Шёл мокрый снег и, подхватываемый порывами ветра, кидался в лицо, слепил глаза и, казалось, кто-то, опередивший его в этом пути, не желал продвижения к цели уже кем-то достигнутой и потому закрытой для других неодолимой тьмой, стеной из снега и сбивающего с дороги ветра. Но никто не мог опередить его потому, что пути не существовало, и цели тоже и жизнь только начиналась, но уходить было надо, и пусть снег и тьма не давали взглянуть далеко вперёд, он шёл наугад, совсем не представляя будущего в отсутствии этой самой счастливой любви. Слёзы текли из глаз и, смешиваясь со снежинками, оставались на лице маской, может быть, будущего безразличия к новым страданиям в каком-то другом времени.
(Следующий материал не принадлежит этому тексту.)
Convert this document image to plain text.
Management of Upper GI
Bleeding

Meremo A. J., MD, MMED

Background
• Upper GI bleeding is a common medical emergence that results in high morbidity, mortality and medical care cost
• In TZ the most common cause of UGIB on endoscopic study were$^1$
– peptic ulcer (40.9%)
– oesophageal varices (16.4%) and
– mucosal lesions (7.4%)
Он был счастлив полчаса назад, всего полчаса стремительно бегущего времени отделяло жизнь от смерти радости в душе, той роковой минуты, когда он увидел её силуэт в окне, а рядом, рядом был кто-то другой, чужой, и она, положив ему руки на плечи, не отрывая взгляда, смотрела ему в глаза. Таким движениям отображения её образа в окне нельзя было поверить – это только тени, что виделись через портьеру в ярко освещённой комнате. Тень не может принадлежать любимой, она не могла успеть стать тенью – она живая.
Она только вчера дарила его любовью, ласкала до самозабвения, он чуть не навсегда потерялся в глубинах космоса её страсти и очнулся лишь ночью, на пороге своего дома, когда мама спросила о его долгом отсутствии и напомнила о завтрашнем экзамене в музыкальной школе. Он не помнил, что ответил, а назавтра на одном дыхании (или вовсе бездыханно) исполнил на рояле вальс «Фантазия» Глинки, и сам не заметил того, мысленно отсутствуя, – кружась с любимой по паркету, в зале невидимого дворца, внимая музыке гения, под покровом самих Небес.
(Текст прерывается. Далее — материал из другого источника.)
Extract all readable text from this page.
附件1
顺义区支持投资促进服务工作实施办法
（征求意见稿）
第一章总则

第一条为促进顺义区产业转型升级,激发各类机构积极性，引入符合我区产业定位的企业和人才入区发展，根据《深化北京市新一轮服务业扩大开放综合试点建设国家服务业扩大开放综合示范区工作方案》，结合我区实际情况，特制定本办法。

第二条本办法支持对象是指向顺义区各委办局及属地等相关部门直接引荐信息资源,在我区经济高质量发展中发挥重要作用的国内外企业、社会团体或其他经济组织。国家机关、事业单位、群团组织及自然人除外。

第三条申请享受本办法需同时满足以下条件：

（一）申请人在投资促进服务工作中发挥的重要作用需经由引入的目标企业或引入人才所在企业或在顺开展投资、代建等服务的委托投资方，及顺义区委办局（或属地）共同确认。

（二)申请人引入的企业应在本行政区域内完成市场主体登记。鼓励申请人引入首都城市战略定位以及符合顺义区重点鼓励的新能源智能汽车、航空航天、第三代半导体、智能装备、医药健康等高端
Прилежно, но невнимательно выслушал похвалы преподавателей, а потом, едва дождавшись вечера, бросился к ней, но на пути возник театр теней с участием любимой и ещё, ещё кого-то в том месте, той роли, которую должен играть только он.
Сколько времени продолжалось это действо в светлой комнате, за портьерой, не помнилось, но оно заворожило взгляд, ноги будто приросли к земле и он, вдруг, стал узнавать в чужом силуэте себя – никто бы не посмел более, кроме него, так нежно обнимать даже тень любимой. И когда тени исчезли, он не сразу смог понять, почему стоит здесь под окном дома, а кто же тогда был там, за портьерой?
Он рванулся к двери, звонил, стучал, но никто не ответил, и плохо понималось, что хотелось ему, находясь сразу здесь и там, за дверью, – войти или выйти, и в этом трудном поиске самого себя невозможно было куда-то уйти.
Что же случилось потом, откуда взялась эта дорога, ветер, снег? Когда он шёл на свидание с любимой, деревья помахивали ему вслед золотыми листьями своих ветвей, и тёплый ветерок играл кудрями на его голове. Куда девались изумительные краски осени, наверное, они остались за стенами дома, подъезда, когда он вошёл туда, но ему не открыли, а он стучал и ждал ответа так долго, что мир за это время изменился, стал холоден и колюч, и никто не знает, зачем здесь жить, когда в театре самой жизни ему не достало главной роли. А представить другого вместо себя он не мог, ему в такое не верилось, и ещё нельзя было знать, что существуют другие, нечаянные актёры, которым дано обнимать его любимую.
Но он будет идти, чтобы познать неизвестность – можно ли одолеть эту тревогу, в дороге, которую застят слёзы, снег, ветер, тьма, что смешались в горький плач юного сердца.